BeTech ou quand l'entreprenariat belge prend le pli de l'entraide via les réseaux

BeTech est l'un des plus importants groupes Facebook en Belgique.

BeTech est une initiative "bottom-up", par et pour les entrepreneurs techs belges, et elle fonctionne. Environ 5.400 membres actifs qui s’entraident et se soutiennent, des événements récurrents et ponctuels au cœur de l’entrepreneuriat belge, une charte ambitieuse. Et zéro euro dépensé.

Nicolas Frenay est en quelque sorte le coach de BeTech.

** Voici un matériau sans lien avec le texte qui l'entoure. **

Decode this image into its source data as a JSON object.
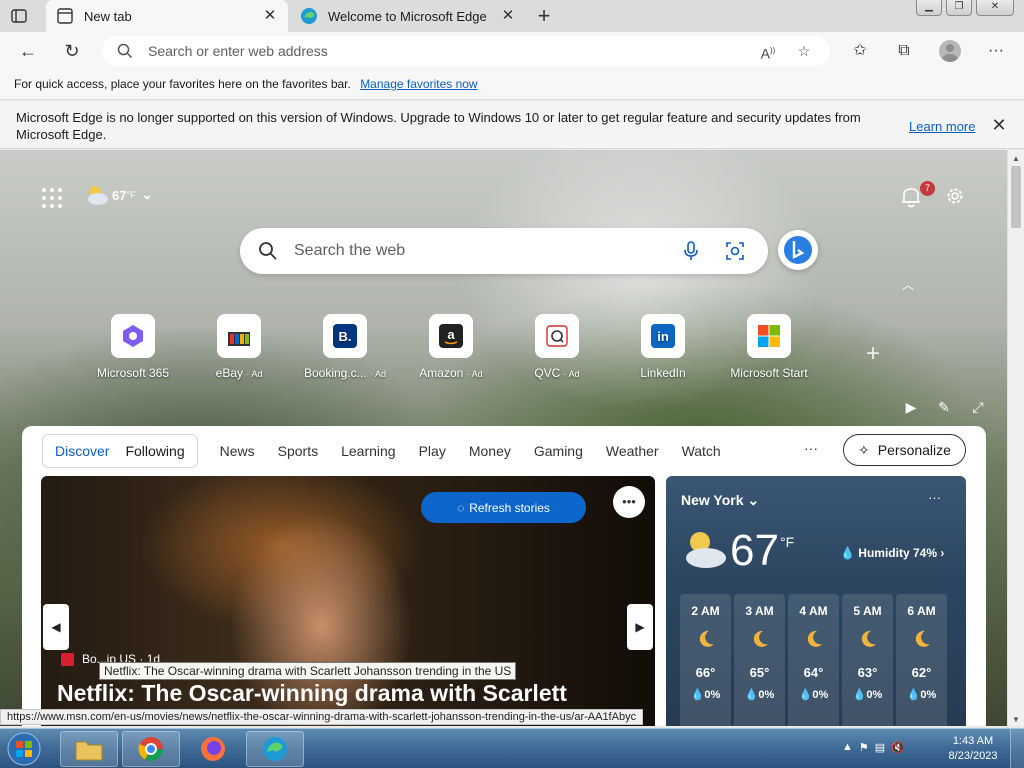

Sans lui, ce groupe Facebook qui regroupe quelque 6.300 entrepreneurs, codeurs, freelanceurs, experts… de la communauté tech de Belgique n’aurait pas l’aura qu’il a aujourd’hui. "Le nombre de membres n’est pas significatif, ce qui est déterminant? c’est l’engagement. Et pour en générer, il faut quelqu’un qui soit passionné, authentique, à la recherche de sens", nous explique celui qui a récemment été nommé Community Lead par Facebook.

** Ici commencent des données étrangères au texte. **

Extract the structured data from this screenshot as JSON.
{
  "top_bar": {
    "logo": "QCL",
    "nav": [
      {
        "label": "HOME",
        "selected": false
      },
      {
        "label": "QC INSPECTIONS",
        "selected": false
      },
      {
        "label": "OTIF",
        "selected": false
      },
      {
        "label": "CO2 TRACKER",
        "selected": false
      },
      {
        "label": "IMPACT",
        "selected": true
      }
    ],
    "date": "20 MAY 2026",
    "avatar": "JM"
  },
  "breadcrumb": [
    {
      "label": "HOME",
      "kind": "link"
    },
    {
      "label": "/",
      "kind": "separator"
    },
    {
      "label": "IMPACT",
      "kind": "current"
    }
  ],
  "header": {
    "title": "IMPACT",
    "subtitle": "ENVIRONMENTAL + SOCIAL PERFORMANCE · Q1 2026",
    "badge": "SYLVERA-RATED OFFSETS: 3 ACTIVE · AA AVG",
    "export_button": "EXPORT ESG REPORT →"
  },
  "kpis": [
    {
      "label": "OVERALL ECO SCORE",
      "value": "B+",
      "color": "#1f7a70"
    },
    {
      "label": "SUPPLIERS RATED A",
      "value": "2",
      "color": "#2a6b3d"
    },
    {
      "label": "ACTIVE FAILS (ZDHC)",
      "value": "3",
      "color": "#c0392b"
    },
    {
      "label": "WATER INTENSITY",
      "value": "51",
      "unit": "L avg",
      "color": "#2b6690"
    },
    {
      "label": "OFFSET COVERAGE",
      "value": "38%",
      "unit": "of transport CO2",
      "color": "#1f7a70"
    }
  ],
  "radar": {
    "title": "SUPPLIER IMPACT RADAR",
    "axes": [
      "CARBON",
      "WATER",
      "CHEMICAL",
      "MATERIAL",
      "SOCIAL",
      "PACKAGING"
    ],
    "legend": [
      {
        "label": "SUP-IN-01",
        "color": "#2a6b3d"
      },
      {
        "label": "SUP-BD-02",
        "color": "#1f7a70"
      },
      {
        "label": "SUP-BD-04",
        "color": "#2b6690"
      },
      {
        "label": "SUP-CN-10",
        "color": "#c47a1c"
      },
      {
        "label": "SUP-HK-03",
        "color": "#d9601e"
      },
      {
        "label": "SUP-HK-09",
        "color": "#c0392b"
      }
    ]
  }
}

Fondé en 2014, BeTech est l’un des groupes Facebook les plus importants de Belgique. "Les premiers groupes datent de 2012. Ils constituent une forme de communautésouligne Alexis Lebedoff, à la tête de Facebook Belgique. Au départ, la mission de Facebook était de connecter les gens entre eux. Aujourd’hui, nous voulons rapprocher le monde en regroupant les gens autour de projets et de thématiques qui ont du sens pour eux."

Off & Online

À côté des floppées de groupes d’achat et de vente sur Facebook, on en trouve donc d’autres qui ont des objectifs beaucoup plus nobles, voire nettement plus philanthropiques. Nicolas Frenay regrette d’ailleurs que le terme "communauté" soit si facilement usurpé. "C’est un peu devenu un buzz word et dans certains cas, cela ne désigne finalement qu’une liste de clients sans aucune autre dimension. BeTech est une communauté construite depuis la base (bottom-up, NDLR), c’est une sorte de groupe de soutien psychologique par et pour les entrepreneurs", résume-t-il.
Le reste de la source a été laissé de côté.